Edney and Ted Lehman, a fellow Bulldog, will join 11 other jump ropers from around the world in London on Saturday.
The “Get Tricky” team of jump ropers will perform at halftime for basketball games during the Olympics — including some of the final rounds.
Get Tricky has 13 members: four Americans, five Britons, three Belgians and one Brazilian. The team will meet Saturday and have six days to prepare a routine, Edney said.
“Choreography is obviously a challenge because of the distance,” he said. “But it’s such an experienced group that we shouldn’t have any problem putting it all together.”
One thing Edney said he hopes to accomplish during the Olympics is to increase the visibility of jump rope as a sport. To help with this, the team has set up a Facebook page that he said they plan to update as they train and perform.
“This is a big opportunity, and we want to try to share it as much as we can,” Edney said.
The push for visibility is a big part of the Bouncing Bulldogs’ mantra — the team Edney and Lehman grew up on and that Edney is currently an assistant coach for.
Head coach and founder Ray Fredrick Jr. said the promotion of jump rope to new countries is highly important to him.
As well as Edney and Lehman, Fredrick said their team will also be represented at the Olympics through Megan Hodge, a U.S. volleyball player and Bulldog alumnus.
Fredrick said the Bulldogs have performed in 10 different countries around the world.
“We performed at the 2008 Olympics in Beijing,” he said. “(In) the U.K., we had a golden opportunity to perform in front of the Buckingham Palace.”
Fredrick said they are also the only team to win the USA Jump Rope Nationals consecutively, from 2004 to 2010.
For the last two years, the Bulldogs have competed in the World Jump Rope Championship, an international tournament held in the U.S., rather than the USA Jump Rope Nationals.
“A lot of people wonder why Bouncing Bulldogs chose not to do the national championship for the last two years,” Fredrick said.
“We knew in order for the sport to grow globally, we were one of the teams that everybody would look to, so we made that choice.”
Shaun Hamilton, World Jump Rope chair, said the tournament just finished its second year and had close to 400 competitors this year.
He said the Bulldogs were one of the top teams both years.

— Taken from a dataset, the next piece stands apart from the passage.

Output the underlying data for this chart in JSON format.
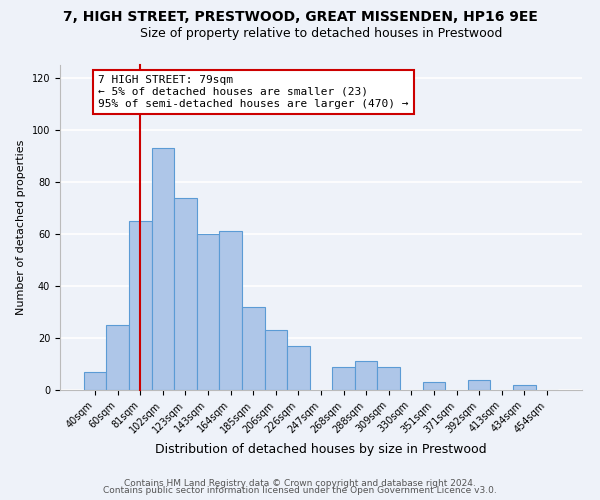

“They took first, second and third in some categories,” Hamilton said. “I think they were the only team that did that this year.”
In total, the Bouncing Bulldogs took home 207 medals from the World Jump Rope Championship: 81 gold, 48 silver and 40 bronze.
Team manager Charryse Fredrick said they have a Chapel Hill facility in Ram’s Plaza.
She said the Bulldogs’ competitive team is selected from the jump rope classes they teach.
“The team itself has over 100 members,” she said. “We took about 68 to the competition.”
She said the team typically has younger kids, since they recruit for it from their classes.
Charryse Fredrick said they teach children as young as 5 to jump rope. The competitive team, she said, usually chooses jumpers ages 7 and up.
“There’s no age cap in jump rope,” she said. “As long as you’re able to do the training, you can pretty much jump to any age.”
Charryse Fredrick said the summer camps would begin again and be open for registration July 23.
“I don’t believe any of the weeks are full at this point,” she said.